Jadi seorang Hotel Photographer itu gak gampang. Beuuuh ... Seriusan gak gampang. Banyak tantangannya. Mulai dari survey area, setup photo taking sampai proses editing. Semua dilalui dengan penuh perjuangan dan bahkan tetesan air mata batin.
Terdengar lebay? Iya sengaja. Biar agak dramatis gitu, maksudnya. Tapi akhirnya toh jadi terbiasa juga ... Pada suatu saat nanti. Ketika sudah berada di titik "itu".
Apakah perlu ikut pelatihan khusus? Akan lebih bagus, iya. Tapi saya otodidak. Tapi ya gitu itu ... trial-error-nya bejibun naudzubillah banyaknya.
Artikel kali ini saya akan nyeritain, gimana sih cara kerja saya selama bertugas. Yang perlu digaris-bawahi adalah, ini murni pengalaman pribadi saya untuk saat ini. Tiap hotel photographer pasti punya style-nya masing-masing.
Buat yang minat di foto hotel, monggo dilanjut. Kalau enggak ada ketertarikan ya ... tetep baca sampai akhir (rada maksa). Paling enggak kan bisa tau, oh hotel photographer tuh kerjanya seperti itu toh.
Di Lapangan
Hal pertama yang dilakukan ngobrol / meeting bersama pihak hotel. Unit maunya seperti apa, apakah ada permintaan khusus dsb.
Sesi selanjutnya survey area. Kita berkeliling ke seluruh tempat yang akan diambil fotonya. Mulai dari paling depan (bangunan tampak keseluruhan) hingga details (amenities, misalnya).
Pada saat keliling ini, ada beberapa hal yang paling saya perhatikan:
1. Â Â Datangnya Arah Sinar Matahari
Tiap kamar, lobby, restoran atau apapun itu kan udah pasti ada jendelanya. Nah si jendela itu menghadap ke arah mana.
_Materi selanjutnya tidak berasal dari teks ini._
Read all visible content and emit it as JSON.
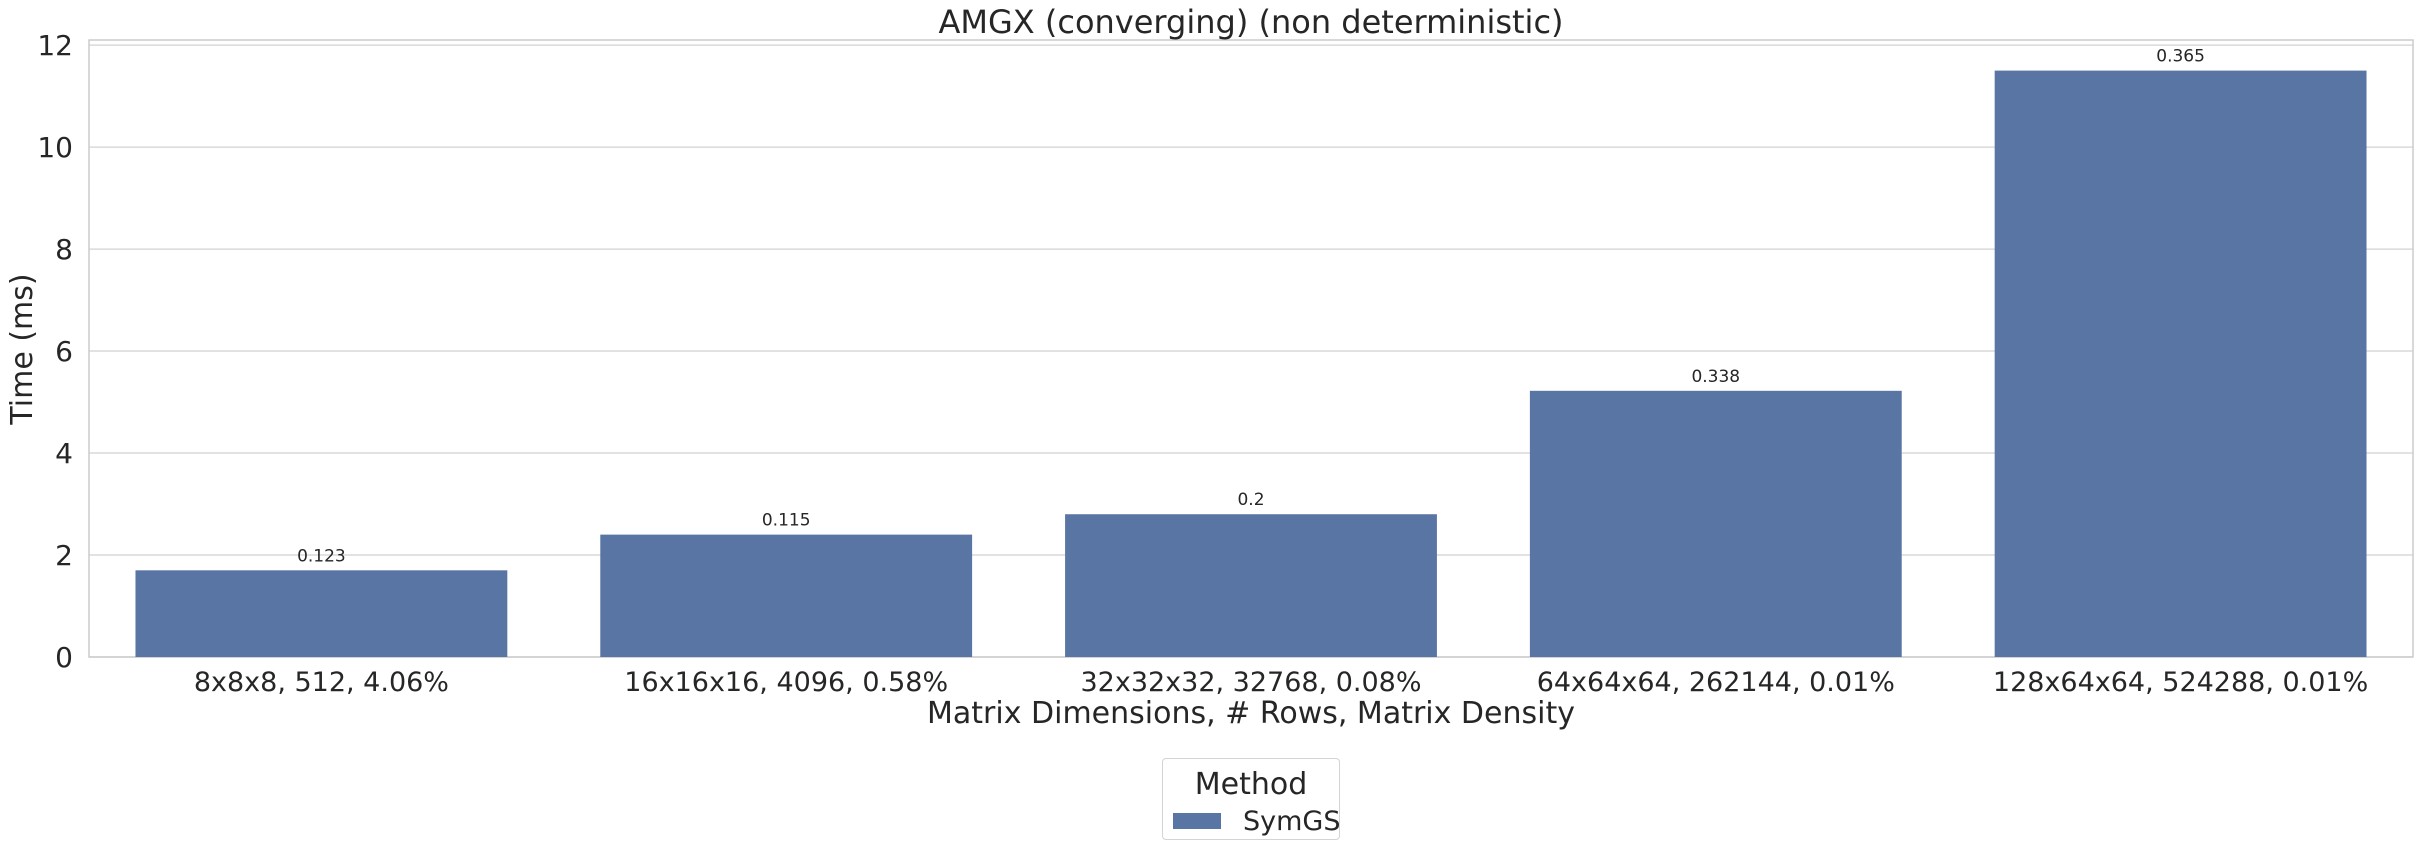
{
  "chart_data": {
    "type": "bar",
    "title": "AMGX (converging) (non deterministic)",
    "xlabel": "Matrix Dimensions, # Rows, Matrix Density",
    "ylabel": "Time (ms)",
    "ylim": [
      0,
      12.1
    ],
    "yticks": [
      0,
      2,
      4,
      6,
      8,
      10,
      12
    ],
    "grid": true,
    "categories": [
      "8x8x8, 512, 4.06%",
      "16x16x16, 4096, 0.58%",
      "32x32x32, 32768, 0.08%",
      "64x64x64, 262144, 0.01%",
      "128x64x64, 524288, 0.01%"
    ],
    "series": [
      {
        "name": "SymGS",
        "color": "#5975a4",
        "values": [
          1.7,
          2.4,
          2.8,
          5.22,
          11.5
        ],
        "data_labels": [
          "0.123",
          "0.115",
          "0.2",
          "0.338",
          "0.365"
        ]
      }
    ],
    "legend": {
      "title": "Method",
      "placement": "bottom-center"
    }
  }
}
Kalau Timur berarti si kamar diambil siang atau sore. Kalau Barat berarti diambil pagi hingga tengah hari. Kalau menghadap Utara atau Selatan gimana, selamat! Anda beruntung. Lebih beruntung lagi kalau gak punya jendela.
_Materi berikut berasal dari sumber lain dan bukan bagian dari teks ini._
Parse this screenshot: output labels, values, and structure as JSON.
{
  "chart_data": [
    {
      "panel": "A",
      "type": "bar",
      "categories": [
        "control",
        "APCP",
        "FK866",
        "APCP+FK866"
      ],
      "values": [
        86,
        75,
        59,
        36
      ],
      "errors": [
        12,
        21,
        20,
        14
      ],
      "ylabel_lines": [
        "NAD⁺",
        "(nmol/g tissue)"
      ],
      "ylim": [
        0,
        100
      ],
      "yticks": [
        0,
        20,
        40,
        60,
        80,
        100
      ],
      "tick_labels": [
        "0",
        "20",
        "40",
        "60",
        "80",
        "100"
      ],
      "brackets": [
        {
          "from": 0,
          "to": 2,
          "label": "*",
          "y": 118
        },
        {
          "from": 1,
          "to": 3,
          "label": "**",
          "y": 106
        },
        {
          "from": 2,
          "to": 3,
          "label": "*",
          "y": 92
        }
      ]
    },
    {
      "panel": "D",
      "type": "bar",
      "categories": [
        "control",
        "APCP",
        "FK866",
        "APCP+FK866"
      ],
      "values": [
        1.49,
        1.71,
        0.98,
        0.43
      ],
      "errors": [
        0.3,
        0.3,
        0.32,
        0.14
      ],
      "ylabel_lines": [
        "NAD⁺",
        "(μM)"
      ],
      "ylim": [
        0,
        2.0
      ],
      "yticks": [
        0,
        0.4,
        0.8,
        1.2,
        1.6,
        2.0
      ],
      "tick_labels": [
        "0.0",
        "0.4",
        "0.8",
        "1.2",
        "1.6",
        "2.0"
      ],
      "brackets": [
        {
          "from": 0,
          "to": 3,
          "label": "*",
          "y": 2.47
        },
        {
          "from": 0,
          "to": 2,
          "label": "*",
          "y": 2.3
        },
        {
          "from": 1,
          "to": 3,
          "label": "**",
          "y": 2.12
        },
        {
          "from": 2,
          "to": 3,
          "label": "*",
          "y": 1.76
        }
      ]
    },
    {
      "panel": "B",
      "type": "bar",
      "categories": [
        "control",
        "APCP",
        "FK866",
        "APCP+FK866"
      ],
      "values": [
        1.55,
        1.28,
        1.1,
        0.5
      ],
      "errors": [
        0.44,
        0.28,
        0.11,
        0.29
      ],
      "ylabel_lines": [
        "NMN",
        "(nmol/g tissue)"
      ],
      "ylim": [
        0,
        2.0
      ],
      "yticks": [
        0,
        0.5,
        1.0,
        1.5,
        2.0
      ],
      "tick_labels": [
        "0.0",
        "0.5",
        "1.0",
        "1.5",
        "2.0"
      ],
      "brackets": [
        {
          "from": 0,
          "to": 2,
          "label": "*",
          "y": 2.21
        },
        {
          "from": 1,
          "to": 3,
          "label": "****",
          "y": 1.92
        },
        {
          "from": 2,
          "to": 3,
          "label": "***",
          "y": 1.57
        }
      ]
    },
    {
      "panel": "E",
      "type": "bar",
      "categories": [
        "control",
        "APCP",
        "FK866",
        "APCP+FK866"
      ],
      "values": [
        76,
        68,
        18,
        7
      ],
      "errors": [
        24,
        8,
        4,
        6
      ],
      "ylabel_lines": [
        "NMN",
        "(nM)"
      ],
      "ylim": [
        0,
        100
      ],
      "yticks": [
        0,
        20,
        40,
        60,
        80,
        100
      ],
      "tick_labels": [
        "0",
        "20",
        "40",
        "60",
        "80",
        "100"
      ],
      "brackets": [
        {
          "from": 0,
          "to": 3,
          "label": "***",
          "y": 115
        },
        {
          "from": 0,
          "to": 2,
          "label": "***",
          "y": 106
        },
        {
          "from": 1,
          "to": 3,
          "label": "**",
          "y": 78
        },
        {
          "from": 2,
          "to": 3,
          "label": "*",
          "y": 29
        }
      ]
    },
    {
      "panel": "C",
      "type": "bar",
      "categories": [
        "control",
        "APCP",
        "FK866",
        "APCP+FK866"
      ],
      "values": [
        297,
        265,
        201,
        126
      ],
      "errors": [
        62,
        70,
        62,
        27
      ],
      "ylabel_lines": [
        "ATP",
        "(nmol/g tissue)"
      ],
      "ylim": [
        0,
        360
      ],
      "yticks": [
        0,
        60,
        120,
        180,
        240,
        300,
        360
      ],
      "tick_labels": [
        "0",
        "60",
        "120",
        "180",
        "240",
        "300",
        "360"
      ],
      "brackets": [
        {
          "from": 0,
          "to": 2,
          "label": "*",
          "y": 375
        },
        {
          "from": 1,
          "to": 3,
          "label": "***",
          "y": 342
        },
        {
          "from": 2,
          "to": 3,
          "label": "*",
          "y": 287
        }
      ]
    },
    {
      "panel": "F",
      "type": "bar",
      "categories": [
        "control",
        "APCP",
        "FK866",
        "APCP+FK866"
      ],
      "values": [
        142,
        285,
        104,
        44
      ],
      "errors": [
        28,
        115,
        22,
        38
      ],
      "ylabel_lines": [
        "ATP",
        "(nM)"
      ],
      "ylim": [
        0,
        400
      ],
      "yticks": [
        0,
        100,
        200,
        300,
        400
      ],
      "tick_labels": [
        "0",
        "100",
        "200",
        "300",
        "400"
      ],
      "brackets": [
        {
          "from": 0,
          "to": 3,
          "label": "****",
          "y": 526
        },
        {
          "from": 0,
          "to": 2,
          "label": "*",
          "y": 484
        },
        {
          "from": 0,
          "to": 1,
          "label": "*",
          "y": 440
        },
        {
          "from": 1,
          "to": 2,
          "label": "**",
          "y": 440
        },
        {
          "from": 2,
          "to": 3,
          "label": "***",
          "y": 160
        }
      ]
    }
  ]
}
Tapi itu kasusnya jarang banget. Hanya segelintir yang seperti itu. Atau bisa juga si jendela ditutup tirai. Tapi saya sarankan jangan. Karena hal itu justru akan menimbulkan pertanyaan, di balik tirai itu ada pemandangan apa sih?
Kenapa sinar matahari perlu diamati? Karena secanggih-canggihnya lensa, udah pasti kalah sama sinar matahari. Apalagi kalau sampai diadu 'head-to-head'. Efeknya si foto akan hilang ketajamannya. Jadi keliatan berkabut. Jangankan lensa, mata kita yang SUPER canggihnya aja kalah kok. Jadi rotasi matahari adalah yang paling saya perhatikan.
Jatuhnya sinar pada sesuatu, sudah barang tentu meninggalkan bayangan pada salah satu sisinya. Naaaah ... Si bayangan itu bisa kita 'fill-in' dengan bantuan flash eksternal.
Arah 'tembak' maupun tingkat intensitas cahaya flash pun gak bisa sembarangan. Terlalu lemah hasilnya gak akan kelihatan, terlalu kencang juga jadi putih semua (blown-out).
Mungkin ada yang tanya, "Bisa gak kalau tanpa flash?". Jawabannya bisa. Tapi ... (naaaaah, bagian tapinya ini yang seru) ... Berarti kalian mesti tau jam-jam khusus. Si matahari sama bangunan 'klop' nya jam berapa.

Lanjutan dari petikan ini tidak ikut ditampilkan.